- Genre: Sitcom
- Written by: Terry Stapleton
- Directed by: Ian Crawford; Marie Trevor;
- Starring: John Farnham; Olivia Hamnett; Maurie Fields;
- Theme music composer: Wayne Robinson
- Country of origin: Australia
- Original language: English
- No. of series: 1
- No. of episodes: 14

Production
- Executive producers: Ian Crawford; Ian Jones;
- Producer: Hector Crawford
- Camera setup: Multi-camera
- Running time: 25 minutes
- Production company: Crawford Productions

Original release
- Network: Seven Network
- Release: 20 November 1977 – 3 March 1978

= Bobby Dazzler =

Bobby Dazzler is an Australian television sitcom produced by Crawford Productions, starring pop singer John Farnham as the title character, up-and-coming pop music star Bobby Farrell. The other regular cast members were Maurie Fields as Bobby's father Fred, an old vaudeville performer; and Olivia Hamnett as Bobby's officious manager, Della McDermott.
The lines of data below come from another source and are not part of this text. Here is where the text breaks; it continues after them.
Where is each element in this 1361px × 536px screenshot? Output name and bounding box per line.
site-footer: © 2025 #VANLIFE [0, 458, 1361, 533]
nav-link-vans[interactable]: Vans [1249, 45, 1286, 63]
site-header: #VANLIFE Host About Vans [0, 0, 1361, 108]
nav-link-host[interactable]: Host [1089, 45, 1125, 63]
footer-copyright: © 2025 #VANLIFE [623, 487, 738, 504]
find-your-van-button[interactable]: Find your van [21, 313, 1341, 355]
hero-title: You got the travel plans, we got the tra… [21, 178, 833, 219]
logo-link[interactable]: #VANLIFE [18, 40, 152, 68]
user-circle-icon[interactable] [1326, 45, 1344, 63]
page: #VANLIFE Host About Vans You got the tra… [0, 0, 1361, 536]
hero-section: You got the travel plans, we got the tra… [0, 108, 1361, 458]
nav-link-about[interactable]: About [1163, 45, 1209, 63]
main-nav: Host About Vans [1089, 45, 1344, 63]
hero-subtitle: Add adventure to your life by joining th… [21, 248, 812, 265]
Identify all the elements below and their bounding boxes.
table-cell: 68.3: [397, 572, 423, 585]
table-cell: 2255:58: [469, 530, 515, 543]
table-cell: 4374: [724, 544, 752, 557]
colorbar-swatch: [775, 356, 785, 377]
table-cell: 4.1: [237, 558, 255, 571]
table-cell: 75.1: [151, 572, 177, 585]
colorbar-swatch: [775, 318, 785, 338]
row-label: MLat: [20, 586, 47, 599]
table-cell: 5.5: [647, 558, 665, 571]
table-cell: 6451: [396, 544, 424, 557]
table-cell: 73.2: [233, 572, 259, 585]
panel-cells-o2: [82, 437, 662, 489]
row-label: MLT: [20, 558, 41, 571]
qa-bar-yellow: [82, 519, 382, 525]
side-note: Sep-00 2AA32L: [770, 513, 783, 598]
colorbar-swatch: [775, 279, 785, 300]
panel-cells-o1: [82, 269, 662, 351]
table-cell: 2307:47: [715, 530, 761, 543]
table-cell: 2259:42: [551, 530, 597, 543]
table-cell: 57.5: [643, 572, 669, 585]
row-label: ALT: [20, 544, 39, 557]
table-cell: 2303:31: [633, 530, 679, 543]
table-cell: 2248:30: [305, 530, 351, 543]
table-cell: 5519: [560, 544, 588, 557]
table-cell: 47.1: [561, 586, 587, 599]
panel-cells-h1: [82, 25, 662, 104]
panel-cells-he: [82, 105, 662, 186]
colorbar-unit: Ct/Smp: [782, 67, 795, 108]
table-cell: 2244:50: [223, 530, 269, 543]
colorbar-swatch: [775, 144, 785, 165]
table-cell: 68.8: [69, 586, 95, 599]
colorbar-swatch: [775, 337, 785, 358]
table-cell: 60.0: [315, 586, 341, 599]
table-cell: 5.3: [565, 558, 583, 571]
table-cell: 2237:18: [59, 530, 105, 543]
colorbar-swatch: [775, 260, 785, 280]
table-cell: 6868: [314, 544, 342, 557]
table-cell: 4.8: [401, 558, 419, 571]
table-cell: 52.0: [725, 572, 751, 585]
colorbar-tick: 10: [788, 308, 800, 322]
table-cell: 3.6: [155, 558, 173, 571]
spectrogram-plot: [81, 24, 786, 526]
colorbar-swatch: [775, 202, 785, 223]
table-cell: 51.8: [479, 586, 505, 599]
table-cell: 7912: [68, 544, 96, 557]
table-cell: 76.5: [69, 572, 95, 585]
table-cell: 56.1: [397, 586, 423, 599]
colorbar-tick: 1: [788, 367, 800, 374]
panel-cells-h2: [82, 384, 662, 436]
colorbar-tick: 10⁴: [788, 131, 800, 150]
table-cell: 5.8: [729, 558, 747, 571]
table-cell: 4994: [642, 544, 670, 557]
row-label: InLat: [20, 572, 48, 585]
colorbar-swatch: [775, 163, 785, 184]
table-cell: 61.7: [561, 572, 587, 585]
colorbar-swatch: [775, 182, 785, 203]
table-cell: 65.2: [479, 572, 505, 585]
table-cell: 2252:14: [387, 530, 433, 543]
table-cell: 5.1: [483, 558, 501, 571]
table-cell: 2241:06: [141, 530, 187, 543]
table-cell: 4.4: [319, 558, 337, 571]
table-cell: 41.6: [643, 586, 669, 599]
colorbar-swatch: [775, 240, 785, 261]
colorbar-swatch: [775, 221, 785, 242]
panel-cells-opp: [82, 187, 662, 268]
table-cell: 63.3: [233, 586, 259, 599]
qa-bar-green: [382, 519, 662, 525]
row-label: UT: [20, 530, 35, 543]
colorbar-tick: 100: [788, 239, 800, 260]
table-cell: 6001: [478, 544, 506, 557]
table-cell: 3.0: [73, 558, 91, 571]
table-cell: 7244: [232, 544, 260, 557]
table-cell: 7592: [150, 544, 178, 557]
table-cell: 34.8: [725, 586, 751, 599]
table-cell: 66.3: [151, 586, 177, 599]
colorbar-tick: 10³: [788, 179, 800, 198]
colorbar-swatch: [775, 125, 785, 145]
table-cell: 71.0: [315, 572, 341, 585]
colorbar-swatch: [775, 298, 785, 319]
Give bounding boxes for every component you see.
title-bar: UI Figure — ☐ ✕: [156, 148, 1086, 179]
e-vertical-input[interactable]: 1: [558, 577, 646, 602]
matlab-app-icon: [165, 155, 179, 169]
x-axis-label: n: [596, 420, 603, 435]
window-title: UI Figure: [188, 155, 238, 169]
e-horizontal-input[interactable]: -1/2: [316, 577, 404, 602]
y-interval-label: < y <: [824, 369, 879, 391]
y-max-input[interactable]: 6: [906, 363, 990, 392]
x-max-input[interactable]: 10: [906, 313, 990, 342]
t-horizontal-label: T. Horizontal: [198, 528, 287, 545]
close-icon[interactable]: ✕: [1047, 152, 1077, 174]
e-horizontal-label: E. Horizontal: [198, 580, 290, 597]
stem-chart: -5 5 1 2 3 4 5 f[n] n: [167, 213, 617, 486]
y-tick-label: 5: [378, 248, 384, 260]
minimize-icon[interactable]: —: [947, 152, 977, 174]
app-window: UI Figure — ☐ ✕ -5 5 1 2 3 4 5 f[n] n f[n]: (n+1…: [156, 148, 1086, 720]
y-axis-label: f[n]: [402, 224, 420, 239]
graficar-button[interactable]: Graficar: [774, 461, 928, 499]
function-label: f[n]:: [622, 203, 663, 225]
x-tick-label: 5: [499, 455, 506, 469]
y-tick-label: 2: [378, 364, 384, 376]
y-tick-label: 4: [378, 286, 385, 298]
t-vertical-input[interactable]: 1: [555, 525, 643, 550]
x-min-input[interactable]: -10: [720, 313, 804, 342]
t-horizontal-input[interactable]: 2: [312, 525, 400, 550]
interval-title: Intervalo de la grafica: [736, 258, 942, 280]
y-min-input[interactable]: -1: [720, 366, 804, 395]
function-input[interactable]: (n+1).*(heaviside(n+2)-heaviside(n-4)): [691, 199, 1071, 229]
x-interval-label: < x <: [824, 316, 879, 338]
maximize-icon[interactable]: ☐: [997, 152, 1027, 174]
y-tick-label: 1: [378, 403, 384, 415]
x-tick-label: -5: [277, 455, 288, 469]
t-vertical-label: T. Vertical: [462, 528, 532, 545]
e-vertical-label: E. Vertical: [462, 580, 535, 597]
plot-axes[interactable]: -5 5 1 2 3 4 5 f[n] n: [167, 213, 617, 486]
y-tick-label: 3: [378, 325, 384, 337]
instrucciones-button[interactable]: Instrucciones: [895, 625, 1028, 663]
It was aired on the Seven Network during the summer of 1977–78.

==Cast==

===Main===
- John Farnham as Bobby Farrell
- Maurie Fields as Fred Farrell
- Olivia Hamnett as Della McDermott

===Regulars/guests===
- Terry Norris as Uncle Oz
- Carla Hoogeveen as Allison
- George Spartels as George
- Shane Porteous as Sergio
- Ernie Bourne as Seymour
- Andrew Sharp as Brook Carter
- Gabrielle Hartley as Katherine Carr
- Roy Day as Carstairs / MC
- Rowena Wallace as Ruth Rierdom
- Sigrid Thornton as Anastasia
- Sheila Florance as Mrs Jollie
- Andrew McKaige as Studio Assistant
- Gwen Plumb as Dinner Guest 1
- Lucky Grills as Himself
- Garry Meadows as Himself

==Etymology ==
The English word bobby-dazzler was originally a Yorkshire and Lancashire dialect term for a person who is considered (with affection) remarkable or excellent, shows smart dress sense or is maybe "flashy".